Citations de Abby Geni (183)
Le paysage océanique est un patchwork constitué d'un millier d'éclats bleus.
Des nuages filent sur l'horizon par bancs de diverses densités. Leurs teintes mal assorties se réverbèrent sur l'eau, le reflet rendu plus dur par les déferlantes.
La nature et l'isolement sont les deux mamelles de mon existence.
Une photo est une représentation en deux dimensions, comme un tableau ou une esquisse, organisée avec attention, cadrée, découpée. C'est le monde tel que se le représente l'artiste plutôt que tel qu'il est.
J'ai toujours envisagé la photo comme un outil de vérité.
La noyade est un moyen sublime, extatique de quitter ce monde, l'entrée dans un rêve plus que dans la mort.
Au-delà, la mer imposante faisait bloc, telle une grande dalle grise.
"La modernisation est une marée impossible à stopper", a dit Galen.
La pluie tombait plus fort, tel un torrent dans les gouttières, une rivière dans les airs.
Peut-être n'existe-t-il que deux catégories de personnes au monde -- celles qui prennent et celles qui observent -- les pilleurs et les protecteurs -- les chasseurs d'oeufs et les gardiens de la lumière.
Ta mort m’a appris ce qui arrive après l’amour. Ça ne m’intéresse pas de vivre à nouveau une aussi grande perte. Alors je suis partie, toujours plus loin. Je suis arrivée ici.
J'ai été cette personne constituée de sensibilité artistique et de chagrin. J'ai cru que mon esprit était primordial et mon corps secondaire.
L’archipel était la réponse à une question dont j’ignorais que je la posais. C’était le foyer que je n’avais pas connu et que je cherchais depuis tout ce temps.
On dit que le temps ralentit dans des moments de stress très intense. J’ai fait quelques recherches sur le sujet, et en fait, ce qui se passe, c’est que la mémoire devient incroyablement fidèle.
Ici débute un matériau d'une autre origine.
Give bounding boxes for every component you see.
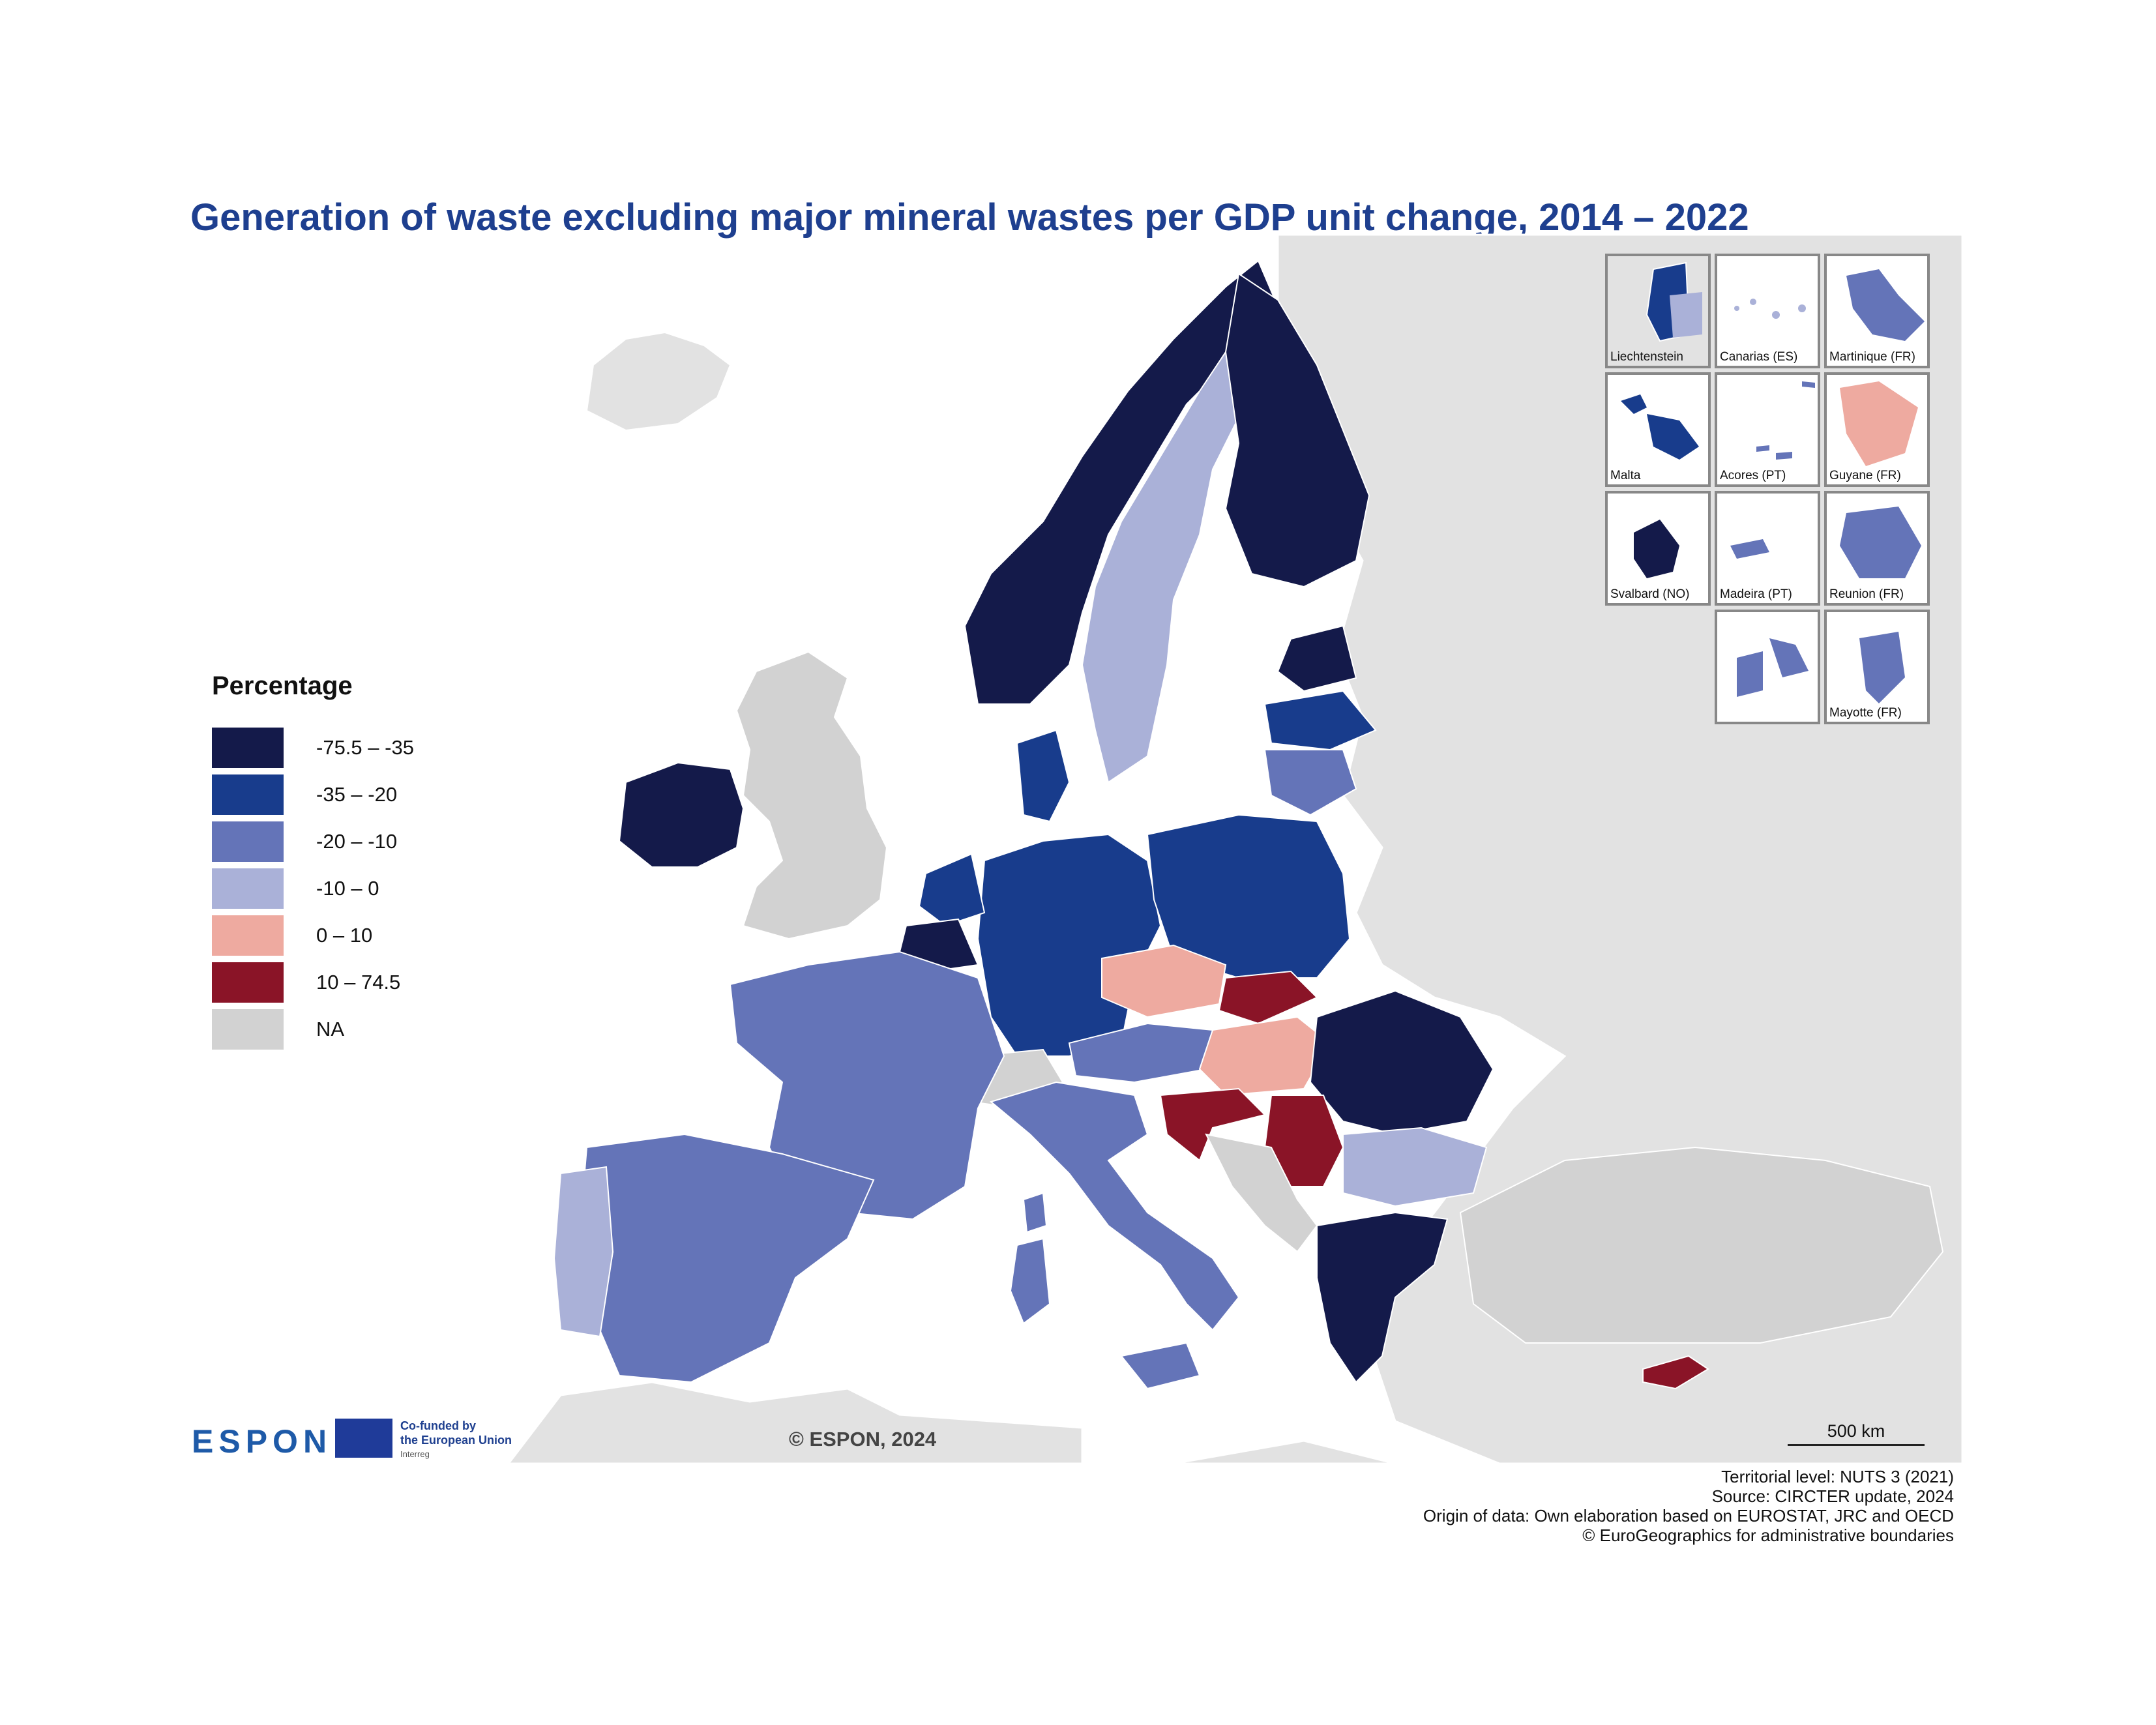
inset-label: Guyane (FR) — [1829, 469, 1901, 482]
inset-canarias: Canarias (ES) — [1715, 254, 1820, 368]
inset-reunion: Reunion (FR) — [1824, 491, 1930, 606]
inset-label: Acores (PT) — [1720, 469, 1786, 482]
eu-flag-icon — [335, 1419, 392, 1458]
region-denmark — [1016, 729, 1071, 823]
legend-item: -75.5 – -35 — [212, 728, 414, 768]
region-netherlands — [918, 853, 986, 927]
region-ireland — [618, 761, 745, 868]
legend-swatch — [212, 728, 284, 768]
legend-swatch — [212, 1009, 284, 1050]
region-estonia — [1277, 625, 1357, 692]
inset-guyane: Guyane (FR) — [1824, 372, 1930, 487]
inset-svalbard: Svalbard (NO) — [1605, 491, 1711, 606]
region-germany — [977, 833, 1162, 1057]
legend-label: -35 – -20 — [316, 783, 398, 806]
region-sicily — [1120, 1342, 1201, 1390]
legend-item: 0 – 10 — [212, 915, 372, 956]
region-poland — [1146, 814, 1351, 979]
inset-martinique: Martinique (FR) — [1824, 254, 1930, 368]
legend-item: -10 – 0 — [212, 868, 379, 909]
inset-label: Canarias (ES) — [1720, 350, 1798, 364]
region-cyprus — [1642, 1355, 1709, 1390]
region-croatia — [1159, 1087, 1266, 1162]
region-corsica — [1022, 1192, 1048, 1233]
legend-swatch — [212, 774, 284, 815]
inset-label: Madeira (PT) — [1720, 587, 1792, 601]
footer-line: Territorial level: NUTS 3 (2021) — [1721, 1467, 1954, 1486]
inset-label: Liechtenstein — [1610, 350, 1683, 364]
legend-label: NA — [316, 1018, 345, 1040]
inset-label: Mayotte (FR) — [1829, 706, 1902, 720]
footer-line: Origin of data: Own elaboration based on… — [1423, 1506, 1954, 1526]
legend-item: 10 – 74.5 — [212, 962, 400, 1003]
inset-guadeloupe — [1715, 610, 1820, 724]
region-sardinia — [1009, 1237, 1051, 1325]
scale-line — [1788, 1444, 1925, 1446]
inset-madeira: Madeira (PT) — [1715, 491, 1820, 606]
region-sweden — [1081, 350, 1240, 784]
espon-logo: ESPON — [192, 1423, 332, 1460]
scale-bar: 500 km — [1788, 1421, 1925, 1446]
eu-line1: Co-funded by — [400, 1419, 476, 1432]
eu-line2: the European Union — [400, 1434, 512, 1447]
eu-line3: Interreg — [400, 1449, 430, 1459]
legend-swatch — [212, 962, 284, 1003]
region-norway — [964, 259, 1279, 705]
region-czechia — [1101, 944, 1227, 1018]
legend-swatch — [212, 868, 284, 909]
legend-title: Percentage — [212, 671, 353, 700]
region-bulgaria — [1342, 1127, 1488, 1207]
inset-label: Malta — [1610, 469, 1641, 482]
legend-label: 0 – 10 — [316, 924, 373, 947]
footer-notes: Territorial level: NUTS 3 (2021) Source:… — [1423, 1467, 1954, 1545]
inset-mayotte: Mayotte (FR) — [1824, 610, 1930, 724]
inset-label: Reunion (FR) — [1829, 587, 1904, 601]
region-finland — [1224, 273, 1370, 588]
footer-line: Source: CIRCTER update, 2024 — [1711, 1486, 1954, 1506]
region-romania — [1309, 990, 1494, 1136]
inset-label: Svalbard (NO) — [1610, 587, 1690, 601]
region-lithuania — [1263, 749, 1357, 816]
inset-acores: Acores (PT) — [1715, 372, 1820, 487]
region-greece — [1316, 1211, 1449, 1383]
legend-swatch — [212, 915, 284, 956]
region-france — [729, 951, 1005, 1220]
legend-label: -10 – 0 — [316, 877, 379, 900]
region-iceland — [585, 331, 731, 432]
region-hungary — [1198, 1016, 1331, 1097]
legend-label: -20 – -10 — [316, 830, 398, 853]
region-united-kingdom — [735, 651, 888, 940]
inset-liechtenstein: Liechtenstein — [1605, 254, 1711, 368]
copyright-label: © ESPON, 2024 — [789, 1428, 937, 1451]
region-italy — [989, 1081, 1240, 1331]
legend-label: -75.5 – -35 — [316, 736, 414, 759]
map-title: Generation of waste excluding major mine… — [190, 196, 1749, 239]
legend-item: -35 – -20 — [212, 774, 397, 815]
eu-cofunded-text: Co-funded by the European Union Interreg — [400, 1419, 512, 1462]
region-turkiye — [1459, 1146, 1944, 1344]
region-latvia — [1263, 690, 1377, 751]
inset-label: Martinique (FR) — [1829, 350, 1915, 364]
region-balkans-na — [1205, 1133, 1318, 1253]
region-slovakia — [1218, 970, 1318, 1025]
scale-label: 500 km — [1827, 1421, 1885, 1441]
legend-swatch — [212, 821, 284, 862]
footer-line: © EuroGeographics for administrative bou… — [1582, 1526, 1954, 1545]
inset-malta: Malta — [1605, 372, 1711, 487]
region-portugal — [553, 1166, 614, 1338]
legend-label: 10 – 74.5 — [316, 971, 401, 994]
legend-item: NA — [212, 1009, 344, 1050]
region-spain — [579, 1133, 875, 1383]
legend-item: -20 – -10 — [212, 821, 397, 862]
En temps normal, l’esprit ne se raccroche qu’aux images et aux événements importants. Nous nous souvenons des grandes choses et oublions les petites. En situation de stress, toutefois, notre cerveau stocke tout. Le temps s’écoule à la même vitesse que d’ordinaire, mais avec le recul, le souvenir devient photographique. C’est comme si la trotteuse avait ralenti, comme si nous étions capables de voir le monde qui nous entoure dans des détails aussi fantastiques que précis.
C’était un après-midi ensoleillé, sans un nuage, le ciel d’un bleu presque douloureux. L’océan était si plat que sous certains angles la profondeur de champ disparaissait. On aurait cru que l’eau avait été suspendue sur un fil à linge comme une couverture, un pan de tissu vertical.
Toujours aussi difficile d’avoir la notion du temps sur ces îles. Les calendriers, les horloges -- tout cela semble bien arbitraire. Une construction artificielle. Ces lieux ont quelque chose d’intemporel. Le passage des saisons ne dépend pas de la météo, mais des animaux. L’hiver est là quand les baleines et les éléphants de mer donnent naissance à leurs petits. L’été est là quand les oiseaux nidifient. L’automne appartient aux requins. La nuit ne suit pas le jour, pas vraiment -- cela impliquerait que l’un arrive avant l’autre. Non, le jour et la nuit fonctionnent plutôt comme une grande vague dont la base serait une aube étincelante qui déferlerait à travers un long après-midi doré et dont la crête serait le soir allant se fracasser contre l’obscurité, après quoi tout recommencerait. Pour moi, le temps sur les îles est une entité indépendante qui ne connaît pas de variations.
Tous les matins, je sors du lit et je souris involontairement au paysage. C'est un dessin au fusain qui va de la tache noire au gris cendre. Le rivage écroulé. Le granit des îlots proches. La déroute éclair des souris. Les nuages vaporeux. Les phoques à la teinte ardoise. Les baleines qui voguent au large comme des sous-marins. C'est un monde dénué de couleur, et pourtant, je lui trouve la beauté d'un arc-en-ciel.
Ici, l'expérience de la perte est une expérience géographique plutôt qu'émotionnelle. Les îles sont un aimant pour la perte.
La vie n'est pas ce que je croyais. Je ne suis pas celle que je croyais. Photographe, nomade, orpheline de mère. Une épistolière, laissant derrière elle une traînée de papier et de mots partout dans le monde, comme celle d'un avion. Une artiste avec un appareil photo en guise de cerveau : froid, précis, calculateur. Une femme en noir.
J’ai regardé l’horizon. C’était une ligne claire entre deux bleus intenses, comme un pli sur une feuille de papier.